Münazara yarışmalarının her şeyden önce öz güven kazandırdığını, bunun çok önemli olduğunu dile getiren Cumhurbaşkanı Erdoğan, konuşmasına şöyle devam etti: “Bilgisini hitabet ve iletişim kabiliyetiyle ortaya koyamayan bir gencin hedeflerine ulaşabilmesi çok zordur. Münazara, polemik yapma değil bilgiyi etkili kullanma sanatıdır, burası çok önemli. Münazara, kendi fikrini, sözünü, kavramlarını muhatabına dikte etmek, baskıyla, bağırmayla, korkutmayla kabul ettirmek de değildir, söz ve mantığın gücüyle bir ikna sanatıdır. Öncelikle muhatabına saygıyı, onu dinlemeyi, düşüncesine değer vermeyi gerektiren münazara, empati kurulmadan yapılamaz. Açık fikirli olunmadan, muhatabını kendine eşit ve eşdeğer kabul etmeden de münazara olmaz. Bu sebeple sonuç ne olursa olsun, münazaranın tek bir kazananı yoktur. Söz söze katılır, düşünce düşünceyle beslenir. Medeniyetimizde münakaşa nasıl hakir görülmüşse, münazara da o derece takdir ve tavsiye edilmiştir.”

Cumhurbaşkanı Erdoğan, Türkiye’de 1980’den sonra münazaralara önem verilmediğini, bu önemli faaliyetin adeta unutturulmaya çalışıldığının altını çizerek, dünyanın gelişmiş ülkelerinde münazaranın teşvik edildiğini, bilhassa büyük üniversitelerde bu faaliyetin yürütüldüğünü gördüklerini kaydetti.

“MÜNAZARA YARIŞMALARI, TÜM TÜRKİYE’DE YAPILMALI”

Münazara yarışmalarının, ulusal anlamda tüm Türkiye’de yapılmasının çok önemli faydalar sağlayacağına inandığını belirten Cumhurbaşkanı Erdoğan, “Münazara yarışmalarında dikkati çeken öğrencilerin daha sonra ülkelerinde, bilimde, sanatta, siyasette, iş dünyasında öne çıkan isimler olduklarını göreceğiz. Öz güveni kazandı ya o öz güveni kazandıktan sonra onlar bir defa kendilerini ispat etmiş olacaklar. Bu açıdan 10. yaşını kutlayan Meridyen Derneğimizin, 2011 yılından beri bu konuya sahip çıkmış olmasını son derece önemsiyorum. Eğitimler düzenleyerek, şampiyonalar tertipleyerek, kamplar organize ederek münazara alışkanlığını yeniden hayatımıza kazandıran derneğimizin üyelerine şükranlarımı sunuyorum” dedi.

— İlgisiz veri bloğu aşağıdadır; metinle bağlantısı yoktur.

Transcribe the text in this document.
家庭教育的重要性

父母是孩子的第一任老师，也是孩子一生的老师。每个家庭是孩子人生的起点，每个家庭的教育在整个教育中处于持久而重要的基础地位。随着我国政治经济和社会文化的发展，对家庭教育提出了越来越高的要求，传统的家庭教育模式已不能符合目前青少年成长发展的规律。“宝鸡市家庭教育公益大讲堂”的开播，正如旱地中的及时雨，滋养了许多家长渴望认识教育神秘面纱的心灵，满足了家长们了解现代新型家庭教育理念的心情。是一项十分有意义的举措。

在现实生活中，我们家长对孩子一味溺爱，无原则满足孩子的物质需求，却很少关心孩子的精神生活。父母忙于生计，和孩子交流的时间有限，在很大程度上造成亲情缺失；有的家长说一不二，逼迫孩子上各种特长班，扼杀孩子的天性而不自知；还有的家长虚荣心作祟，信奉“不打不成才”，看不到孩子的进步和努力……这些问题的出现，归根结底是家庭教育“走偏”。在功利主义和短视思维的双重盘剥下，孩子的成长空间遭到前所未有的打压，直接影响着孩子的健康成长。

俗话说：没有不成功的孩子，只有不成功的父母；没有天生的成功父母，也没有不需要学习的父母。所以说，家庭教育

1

Cumhurbaşkanı Erdoğan, geçen yıl başlatılan Liseler Arası Münazara Şampiyonlar Ligi Projesine 120 okulun katılmış olmasının, bu konunun yeniden gençler tarafından sahiplenildiğini gösterdiğini söyledi.

“FİKİRLERİN RAHATÇA KONUŞULUP TARTIŞILMADIĞI YERDE ŞİDDET DEVREYE GİRER”

Dünyanın 10 ülkesinden, 100 civarında gencin iştirak ettiği Uluslararası Münazara Turnuvası’nın da jürisi ve katılımcılarıyla markalaşma yolunda ilerlediğini sözlerine ekleyen Cumhurbaşkanı Erdoğan, konuşmasını şöyle sürdürdü: “Hele hele gerçekten şu başlık çok hoşuma gitti, ‘Her düşünceye bir şans ver’ sloganıyla yürütülen bu çalışmaları takdir ediyor, Rabbim’den başarılar diliyorum. Fikirlerin rahatça konuşulup tartışılmadığı yerde şiddet devreye girer. Bunun için biz düşünce ve ifade özgürlüğünü, başkalarının da aynı haklara saygı göstermeleri şartıyla sonuna kadar savunduk, destekledik. Son 14 yılda klavyelerin, tabelaların, harflerin, kelimelerin üzerindeki birçok yasağı biz kaldırdık. On yıllardır yazı ve fikir hayatımıza musallat olan tek tipçi, vesayetçi anlayış yerine farklılıkları zenginlik olarak gören, düşüncenin önünü açan bir bakış açısını biz ikame ettik. Düşünce ve ifade özgürlüğünü sadece kendi düşüncelerinin ifade edilebilmesi olarak görenlerle elbette anlaşamadık, anlaşamayız. Çünkü biz insanı eşrefi mahlûkat olarak gören bir medeniyetin mirasçılarıyız. Biz, az önce de gençler ifade ettiler, ‘Yaratılanı severiz Yaradan’dan ötürü’ diyen bu yaklaşımdan hareketle tüm insanlara saygı duyan bir anlayışa mensubuz. Böyle olduğu için de çoğulculuk konusunda en küçük bir sıkıntımız bizim yok. Ülkemizin ve dünyanın her yerinde tüm farklı inanç, düşünce, meşrep gruplarıyla karşılıklı görüş alışverişimiz olmuştur.”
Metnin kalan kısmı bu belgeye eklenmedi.